Monday, 25 April 2016
This Chess Piece
Lets see how clearly I can think about this chess piece
What a dude he is.
Ok the staring eyes are always the first thing, are they intended to feel staring or is it just the style of the culture? We don't know but the omni-presence suggests its a cultural thing.
Second thing; the dotted circles and the eyes, these are the same thing. Is that deliberate or just a convenience of form? Is this a creature with many eyes?
The triangle-face outlined in sharp strokes to emphasise its shape and then the strikes across the triangle. What does this tell us about the face? Is it a war face? Is it an armoured mask? Is that a furrowed brow indicated by the second line on the upper side?
The slumped strong shoulders. The roundness and irregular curve.
Is this guy wearing clothes and are those triskelions of eye-shapes the memories of decorations or do they indicate some kind of armour or amulet?
The crosshatching around the bottom, is that a belt or the hem of a dress or the hem of a tunic?
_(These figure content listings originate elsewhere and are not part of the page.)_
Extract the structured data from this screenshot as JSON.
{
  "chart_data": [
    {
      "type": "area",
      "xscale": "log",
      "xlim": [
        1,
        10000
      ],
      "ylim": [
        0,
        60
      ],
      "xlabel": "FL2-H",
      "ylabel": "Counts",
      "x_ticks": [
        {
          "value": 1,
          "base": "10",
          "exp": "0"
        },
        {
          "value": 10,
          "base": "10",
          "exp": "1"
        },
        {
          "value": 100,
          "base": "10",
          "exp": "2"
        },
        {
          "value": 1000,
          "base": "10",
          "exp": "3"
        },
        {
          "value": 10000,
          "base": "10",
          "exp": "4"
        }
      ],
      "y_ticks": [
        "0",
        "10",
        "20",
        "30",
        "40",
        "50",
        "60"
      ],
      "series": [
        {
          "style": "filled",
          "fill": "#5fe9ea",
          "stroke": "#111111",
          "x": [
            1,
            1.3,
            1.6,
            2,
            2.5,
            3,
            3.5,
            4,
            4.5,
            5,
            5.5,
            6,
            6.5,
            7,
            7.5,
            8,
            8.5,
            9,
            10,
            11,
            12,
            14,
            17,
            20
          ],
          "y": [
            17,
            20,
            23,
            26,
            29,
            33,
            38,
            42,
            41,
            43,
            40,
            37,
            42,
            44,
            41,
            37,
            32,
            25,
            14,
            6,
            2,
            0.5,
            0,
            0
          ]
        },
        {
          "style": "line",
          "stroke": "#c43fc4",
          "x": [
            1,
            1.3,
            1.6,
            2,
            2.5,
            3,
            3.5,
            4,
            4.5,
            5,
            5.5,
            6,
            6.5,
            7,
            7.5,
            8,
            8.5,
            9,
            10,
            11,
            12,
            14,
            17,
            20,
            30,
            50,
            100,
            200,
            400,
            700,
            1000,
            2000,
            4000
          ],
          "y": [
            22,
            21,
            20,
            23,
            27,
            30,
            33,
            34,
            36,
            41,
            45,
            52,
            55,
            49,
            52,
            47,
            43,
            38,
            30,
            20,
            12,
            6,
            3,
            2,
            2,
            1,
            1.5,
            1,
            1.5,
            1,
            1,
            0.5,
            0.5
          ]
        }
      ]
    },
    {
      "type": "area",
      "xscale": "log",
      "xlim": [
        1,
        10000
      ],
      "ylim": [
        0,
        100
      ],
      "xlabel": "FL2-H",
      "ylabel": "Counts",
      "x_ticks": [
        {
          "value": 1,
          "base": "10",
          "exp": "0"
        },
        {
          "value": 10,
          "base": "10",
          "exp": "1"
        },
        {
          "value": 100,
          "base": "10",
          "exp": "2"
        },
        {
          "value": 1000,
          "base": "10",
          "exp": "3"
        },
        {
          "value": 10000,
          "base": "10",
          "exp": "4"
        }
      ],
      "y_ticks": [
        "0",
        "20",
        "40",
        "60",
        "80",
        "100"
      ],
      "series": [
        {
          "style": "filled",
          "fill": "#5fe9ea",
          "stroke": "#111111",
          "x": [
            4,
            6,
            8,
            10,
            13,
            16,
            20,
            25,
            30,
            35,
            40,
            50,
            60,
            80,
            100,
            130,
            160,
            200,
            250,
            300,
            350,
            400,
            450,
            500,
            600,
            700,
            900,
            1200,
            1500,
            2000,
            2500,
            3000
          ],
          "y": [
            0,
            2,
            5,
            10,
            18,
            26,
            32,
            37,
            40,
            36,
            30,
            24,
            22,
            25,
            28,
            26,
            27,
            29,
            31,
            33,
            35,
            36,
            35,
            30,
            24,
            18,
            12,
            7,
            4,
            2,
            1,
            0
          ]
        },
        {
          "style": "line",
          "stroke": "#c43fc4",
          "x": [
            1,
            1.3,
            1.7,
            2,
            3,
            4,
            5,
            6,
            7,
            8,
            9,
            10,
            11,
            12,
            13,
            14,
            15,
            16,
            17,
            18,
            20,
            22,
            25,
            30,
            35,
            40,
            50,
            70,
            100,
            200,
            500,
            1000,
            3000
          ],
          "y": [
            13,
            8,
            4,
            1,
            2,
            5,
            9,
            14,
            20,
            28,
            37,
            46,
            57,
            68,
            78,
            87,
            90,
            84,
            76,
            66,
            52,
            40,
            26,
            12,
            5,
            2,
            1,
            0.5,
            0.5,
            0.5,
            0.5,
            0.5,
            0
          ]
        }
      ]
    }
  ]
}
How does he make you feel when you look at him? Strong. solid. Impassive or at least, immovable. Not directly-threatening. Slow. Like a living shield and perhaps his face is a shield, and hes kind of cute, and depending on how you think of it, a little scary, especially if that is a shield-face with eyes. He feels very alice-in-wonderland, that mixture of playful and spooky.
What are the lines doing?
The lines falling down across the shoulders are telling you that they are shoulders, the curve of the plane to the top is not allowed to fade into insignificance they imbue with humanity, they emphasise masculinity and strongness. They tell you this thing/person is wearing clothes.
Probably those eye triskelions are telling an anglo-saxon audience something pretty culturally specific, and maybe quite 'unimportant'.
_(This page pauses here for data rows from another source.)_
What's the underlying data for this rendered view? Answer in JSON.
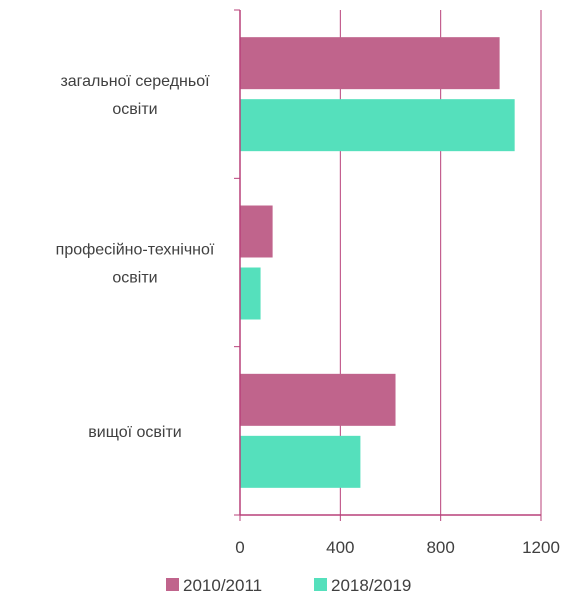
{
  "chart_data": {
    "type": "bar",
    "orientation": "horizontal",
    "categories": [
      [
        "загальної середньої",
        "освіти"
      ],
      [
        "професійно-технічної",
        "освіти"
      ],
      [
        "вищої освіти"
      ]
    ],
    "series": [
      {
        "name": "2010/2011",
        "color": "#c0648c",
        "values": [
          1035,
          130,
          620
        ]
      },
      {
        "name": "2018/2019",
        "color": "#55e0bc",
        "values": [
          1095,
          82,
          480
        ]
      }
    ],
    "xlim": [
      0,
      1200
    ],
    "xticks": [
      "0",
      "400",
      "800",
      "1200"
    ],
    "grid": true,
    "grid_color": "#b8407a",
    "legend_position": "bottom"
  }
}
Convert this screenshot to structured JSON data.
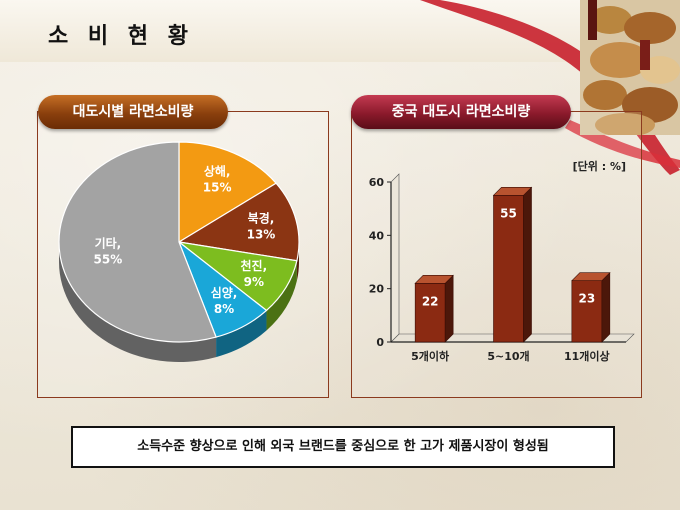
{
  "page": {
    "title": "소 비 현 황",
    "note": "소득수준 향상으로 인해 외국 브랜드를 중심으로 한 고가 제품시장이 형성됨"
  },
  "colors": {
    "accent_left": "#8a3f0d",
    "accent_right": "#8b1a2b",
    "bar_color": "#8b2a12"
  },
  "chart_data": [
    {
      "type": "pie",
      "title": "대도시별 라면소비량",
      "slices": [
        {
          "label": "상해,",
          "pct_label": "15%",
          "value": 15,
          "color": "#f39a12"
        },
        {
          "label": "북경,",
          "pct_label": "13%",
          "value": 13,
          "color": "#8b3513"
        },
        {
          "label": "천진,",
          "pct_label": "9%",
          "value": 9,
          "color": "#7dbd1f"
        },
        {
          "label": "심양,",
          "pct_label": "8%",
          "value": 8,
          "color": "#1aa7d8"
        },
        {
          "label": "기타,",
          "pct_label": "55%",
          "value": 55,
          "color": "#a3a3a3"
        }
      ]
    },
    {
      "type": "bar",
      "title": "중국 대도시 라면소비량",
      "unit_label": "[단위 : %]",
      "categories": [
        "5개이하",
        "5~10개",
        "11개이상"
      ],
      "values": [
        22,
        55,
        23
      ],
      "ylim": [
        0,
        60
      ],
      "yticks": [
        "0",
        "20",
        "40",
        "60"
      ],
      "grid": false
    }
  ]
}
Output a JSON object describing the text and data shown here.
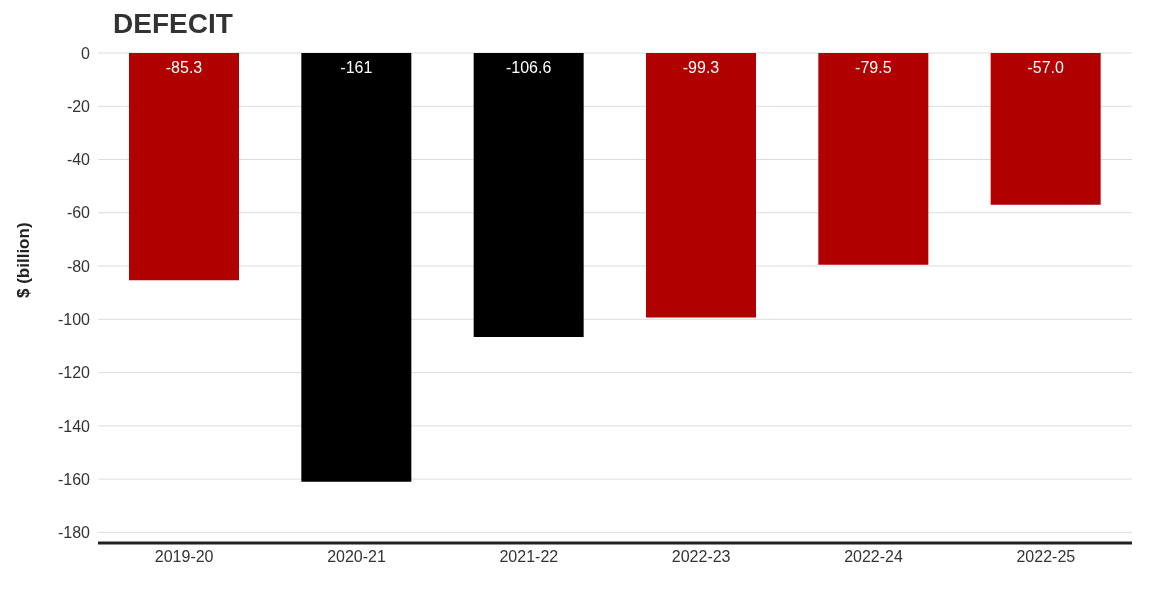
{
  "chart_data": {
    "type": "bar",
    "title": "DEFECIT",
    "ylabel": "$ (billion)",
    "categories": [
      "2019-20",
      "2020-21",
      "2021-22",
      "2022-23",
      "2022-24",
      "2022-25"
    ],
    "values": [
      -85.3,
      -161,
      -106.6,
      -99.3,
      -79.5,
      -57.0
    ],
    "colors": [
      "#b00000",
      "#000000",
      "#000000",
      "#b00000",
      "#b00000",
      "#b00000"
    ],
    "value_labels": [
      "-85.3",
      "-161",
      "-106.6",
      "-99.3",
      "-79.5",
      "-57.0"
    ],
    "ylim": [
      -184,
      0
    ],
    "yticks": [
      0,
      -20,
      -40,
      -60,
      -80,
      -100,
      -120,
      -140,
      -160,
      -180
    ],
    "grid": "y",
    "legend": false
  }
}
what about the shield-face lines?
They break the triangle into the three-thirds of the human face, here the eyes somehow must be eyes and nothing else. The downward slant, like an arrow or a slice of pie cutting into the general form. What does that do? Cutting into the curve, emphasising the breadth.
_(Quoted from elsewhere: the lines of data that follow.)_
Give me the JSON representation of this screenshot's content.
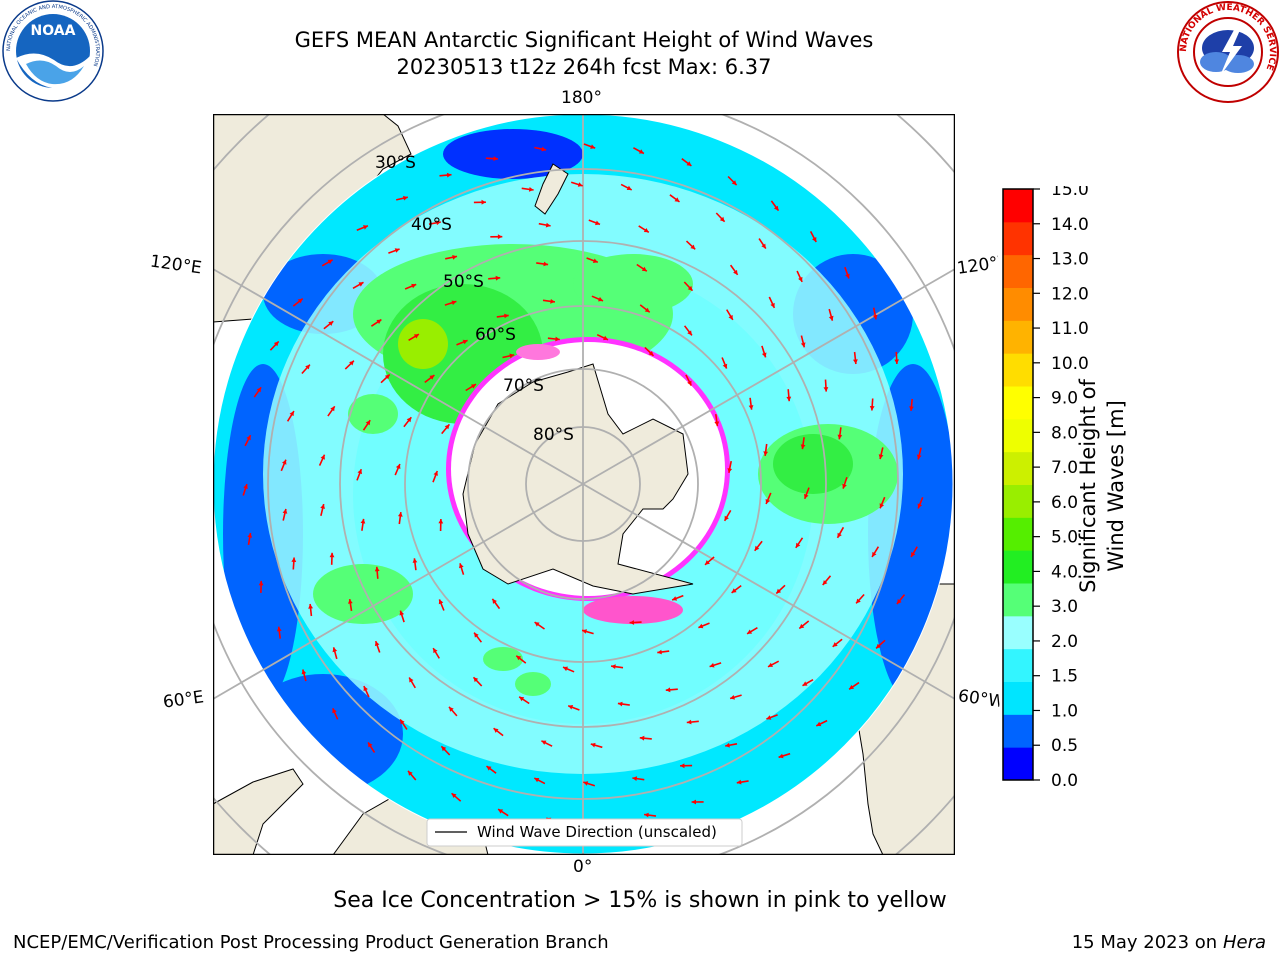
{
  "header": {
    "title_line1": "GEFS MEAN Antarctic Significant Height of Wind Waves",
    "title_line2": "20230513 t12z 264h fcst   Max: 6.37"
  },
  "logos": {
    "noaa": {
      "text": "NOAA",
      "ring_text": "NATIONAL OCEANIC AND ATMOSPHERIC ADMINISTRATION"
    },
    "nws": {
      "ring_text": "NATIONAL WEATHER SERVICE"
    }
  },
  "map": {
    "projection": "south-polar-stereographic",
    "longitude_labels": [
      "180°",
      "120°E",
      "120°W",
      "60°E",
      "60°W",
      "0°"
    ],
    "latitude_labels": [
      "30°S",
      "40°S",
      "50°S",
      "60°S",
      "70°S",
      "80°S"
    ],
    "legend_label": "Wind Wave Direction (unscaled)",
    "colors": {
      "land": "#efebdc",
      "ice_edge": "#ff33ff",
      "grid": "#b0b0b0",
      "arrow": "#ff0000"
    }
  },
  "colorbar": {
    "label": "Significant Height of Wind Waves [m]",
    "ticks": [
      "15.0",
      "14.0",
      "13.0",
      "12.0",
      "11.0",
      "10.0",
      "9.0",
      "8.0",
      "7.0",
      "6.0",
      "5.0",
      "4.0",
      "3.0",
      "2.0",
      "1.5",
      "1.0",
      "0.5",
      "0.0"
    ],
    "colors_bottom_to_top": [
      "#0000ff",
      "#0064ff",
      "#00e5ff",
      "#33f5ff",
      "#99ffff",
      "#55ff77",
      "#22ee22",
      "#55ee00",
      "#99ee00",
      "#ccf000",
      "#eeff00",
      "#ffff00",
      "#ffdd00",
      "#ffb300",
      "#ff8c00",
      "#ff6600",
      "#ff3300",
      "#ff0000"
    ]
  },
  "note": "Sea Ice Concentration > 15% is shown in pink to yellow",
  "footer": {
    "left": "NCEP/EMC/Verification Post Processing Product Generation Branch",
    "date": "15 May 2023 on",
    "machine": "Hera"
  }
}
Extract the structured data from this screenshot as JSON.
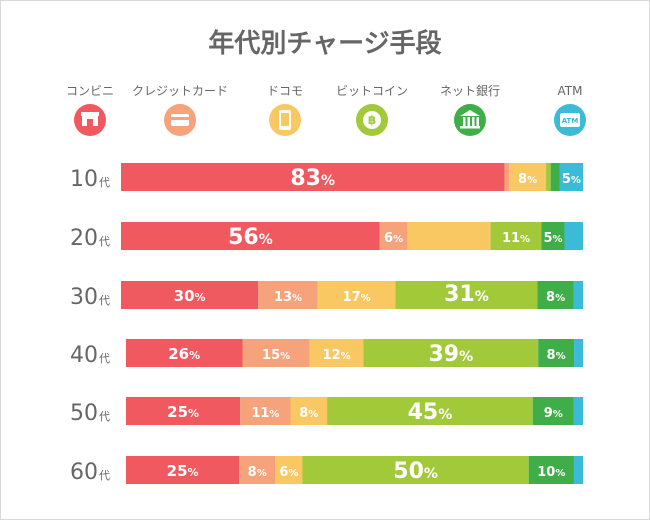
{
  "chart_data": {
    "type": "bar",
    "orientation": "horizontal",
    "stacked": true,
    "title": "年代別チャージ手段",
    "age_suffix": "代",
    "percent_sign": "%",
    "categories": [
      "10",
      "20",
      "30",
      "40",
      "50",
      "60"
    ],
    "legend_placement": "top",
    "grid": false,
    "series": [
      {
        "name": "コンビニ",
        "icon": "store-icon",
        "color": "#f0595f",
        "values": [
          83,
          56,
          30,
          26,
          25,
          25
        ]
      },
      {
        "name": "クレジットカード",
        "icon": "credit-card-icon",
        "color": "#f6a27a",
        "values": [
          1,
          6,
          13,
          15,
          11,
          8
        ]
      },
      {
        "name": "ドコモ",
        "icon": "smartphone-icon",
        "color": "#f9c862",
        "values": [
          8,
          18,
          17,
          12,
          8,
          6
        ]
      },
      {
        "name": "ビットコイン",
        "icon": "bitcoin-icon",
        "color": "#a2c93a",
        "values": [
          1,
          11,
          31,
          39,
          45,
          50
        ]
      },
      {
        "name": "ネット銀行",
        "icon": "bank-icon",
        "color": "#3fae49",
        "values": [
          2,
          5,
          8,
          8,
          9,
          10
        ]
      },
      {
        "name": "ATM",
        "icon": "atm-icon",
        "color": "#3bbbd8",
        "values": [
          5,
          4,
          2,
          2,
          2,
          2
        ]
      }
    ],
    "labels_shown": [
      [
        true,
        false,
        true,
        false,
        false,
        true
      ],
      [
        true,
        true,
        false,
        true,
        true,
        false
      ],
      [
        true,
        true,
        true,
        true,
        true,
        false
      ],
      [
        true,
        true,
        true,
        true,
        true,
        false
      ],
      [
        true,
        true,
        true,
        true,
        true,
        false
      ],
      [
        true,
        true,
        true,
        true,
        true,
        false
      ]
    ],
    "labels_outside": [
      [
        false,
        true,
        false,
        true,
        true,
        false
      ],
      [
        false,
        false,
        false,
        false,
        false,
        true
      ],
      [
        false,
        false,
        false,
        false,
        false,
        true
      ],
      [
        false,
        false,
        false,
        false,
        false,
        true
      ],
      [
        false,
        false,
        false,
        false,
        false,
        true
      ],
      [
        false,
        false,
        false,
        false,
        false,
        true
      ]
    ]
  }
}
Rosie says she thinks this is a sheep and hes humble and those are his arms and he probably works in a shop or something and goes and gets your order and brings it back without looking you in the eye.
Because the face looks sad.
The crosshatched band around the bottom, giving you the rim. Sealing it to the board.
I'm looking at this guy, trying to unfold the mystery of the figure, the reason for the shape, when for the person that made it everything was simple and clear
intuitive.
You make it round like 'this' to hold it, you're carving it in your hands so you know when it feels right. You put the triangle in there, maybe the shape just wanted to be a triangle. You put lines in where it seems like you would need some lines and then its done, and you know when its done becasue its very clearly done.
Put it down on the table, there you go. Whatever is informing you about the correctness of the piece it isn't coming in words or in any kind of abstraction its a form-lead form, it has no explanations to make, it has no particular answer to give, it just is, where it needs to be.